Sem compromissos reais com a Terra, Laura assumira no entanto uma ligação eterna, matrimónio indestrutível com o ar da manhã. Desde gaiata que ao levantar,punha um dedito no ar, fechava os olhos e tentava adivinhar a direcção do ar da manhã, o lado de onde viriam as novidades, o seguimento do dia pelo que conseguia ver primeiro dele com os olhos do coração.

  Ah o peito, o peito! Pudesse Laura expandir-se como os caminhos da Terra, lonjuras inexequíveis para os que sobre ela não caminham, seria pelo peito que a sua estrada começaria. Para Laura tudo era novo ou regenerado como os dias.No peito de Laura vivia Amor como vivia a luz da manhã, o ar fresco do orvalho e os tons dourados, roxos, vermelhos com que o seu mundo se erguia. Começar de novo. Ser nova todos os dias e os dias todos. 

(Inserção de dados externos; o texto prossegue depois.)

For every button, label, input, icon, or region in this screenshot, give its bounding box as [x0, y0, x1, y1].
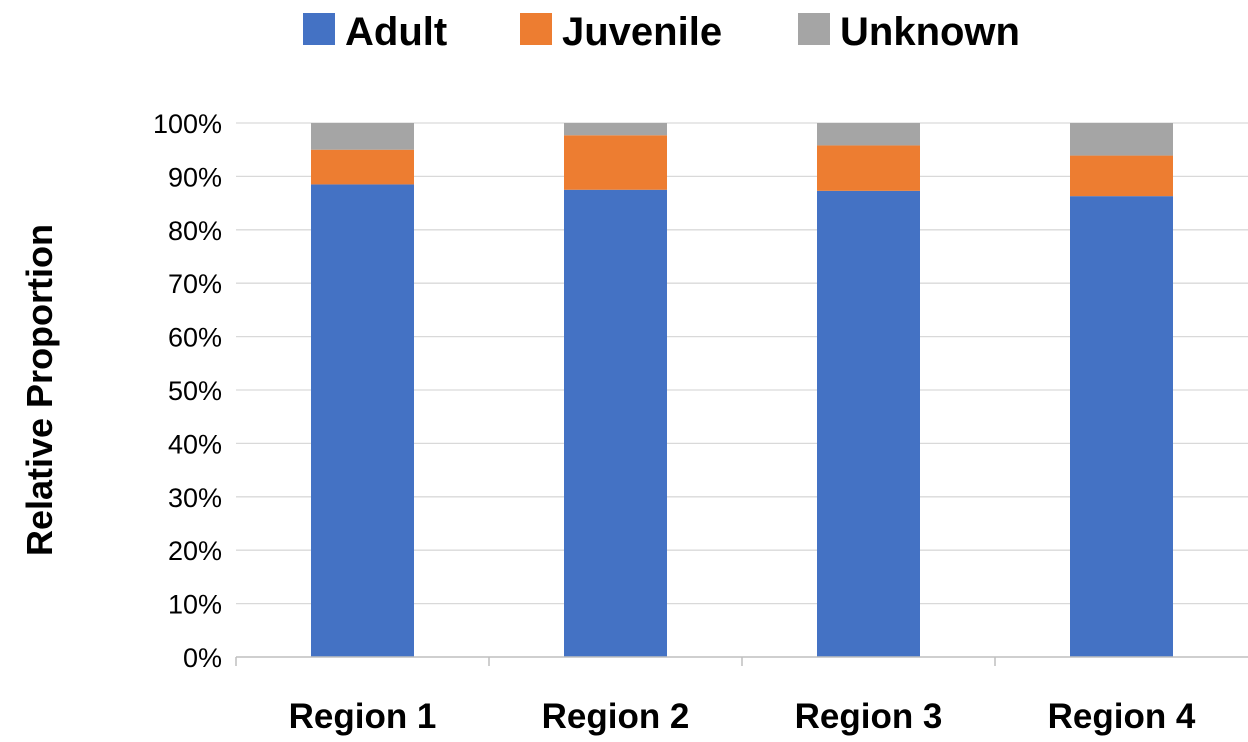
bar-adult-4 — [1070, 196, 1173, 657]
legend: Adult Juvenile Unknown — [303, 10, 1020, 54]
bar-adult-3 — [817, 190, 920, 657]
y-tick-label: 40% — [168, 429, 222, 459]
y-axis-title: Relative Proportion — [19, 224, 60, 556]
bar-unknown-2 — [564, 123, 667, 136]
y-tick-label: 50% — [168, 376, 222, 406]
y-tick-label: 0% — [183, 643, 222, 673]
y-tick-label: 10% — [168, 590, 222, 620]
y-tick-label: 20% — [168, 536, 222, 566]
legend-label-juvenile: Juvenile — [562, 10, 722, 54]
y-axis-ticks: 0% 10% 20% 30% 40% 50% 60% 70% 80% 90% 100% — [153, 109, 222, 673]
x-tick-label: Region 4 — [1048, 697, 1196, 736]
x-tick-label: Region 2 — [542, 697, 690, 736]
bar-unknown-1 — [311, 123, 414, 150]
bar-juvenile-4 — [1070, 155, 1173, 197]
y-tick-label: 90% — [168, 162, 222, 192]
bar-adult-2 — [564, 189, 667, 657]
y-tick-label: 100% — [153, 109, 222, 139]
x-tick-label: Region 3 — [795, 697, 943, 736]
bar-juvenile-1 — [311, 149, 414, 185]
bars — [311, 123, 1173, 657]
bar-juvenile-2 — [564, 135, 667, 190]
x-axis: Region 1 Region 2 Region 3 Region 4 — [235, 656, 1248, 736]
bar-juvenile-3 — [817, 145, 920, 191]
legend-swatch-juvenile — [520, 13, 552, 45]
bar-adult-1 — [311, 184, 414, 657]
y-tick-label: 30% — [168, 483, 222, 513]
legend-swatch-unknown — [798, 13, 830, 45]
legend-swatch-adult — [303, 13, 335, 45]
y-tick-label: 80% — [168, 216, 222, 246]
bar-unknown-4 — [1070, 123, 1173, 156]
bar-unknown-3 — [817, 123, 920, 146]
y-tick-label: 70% — [168, 269, 222, 299]
legend-label-adult: Adult — [345, 10, 447, 54]
legend-label-unknown: Unknown — [840, 10, 1020, 54]
x-tick-label: Region 1 — [289, 697, 437, 736]
y-tick-label: 60% — [168, 323, 222, 353]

  Acorriam a Laura todos os que de uma forma ou outra já tinham desistido. Ou de quem já todos haviam desistido. Começar, recomeçar. Tombar, levantar. Pedras, rochas, solos rugosos e secos a fazerem-se terra fértil, veios de vida com um nadinha de manhã sobre eles. Era tudo quanto bastava. E era o ar da manhã que os curava, dizia Laura. Ela própria um episódio confuso do Tempo que não sabia mais modo nenhum de lhe chegar, de a prostrar.

  Laura dava. E do dar, recebia e era abundante como a primavera e o sol da manhã. Também caía chuva. Muitas e muitas vezes colava-se o avental de Laura ao seu corpo perfeito, glorificando as suas formas, e ela sorria, satisfeita, dando graças pelo choro Divino que lhe permitia lavar, semear, colher, crescer, ser mais Laura. Outra vez começar, com as manhãs. Ser luz com elas. 

  Quarenta ciclos de doze meses de manhãs novas, mãos dadas, esperança orgulhosamente pendurada ao peito, morreram numa noite cerrada de um Inverno gelado. Não havia  estrelas, a lua escondera-se sob o nevoeiro cerrado e o corpo perfeito de Laura, cobrindo o espaço da cama, parecia ter o peito mais largo, os ombros expandidos, os ossos alargados, as narinas desesperadamente abertas. 

  Choraram por Laura na terra. Sabiam que a sua manhã não chegara e que nenhuma mais teria a luz que ela lhes emprestava. Calou-se pois o povo. Enviuvara a manhã.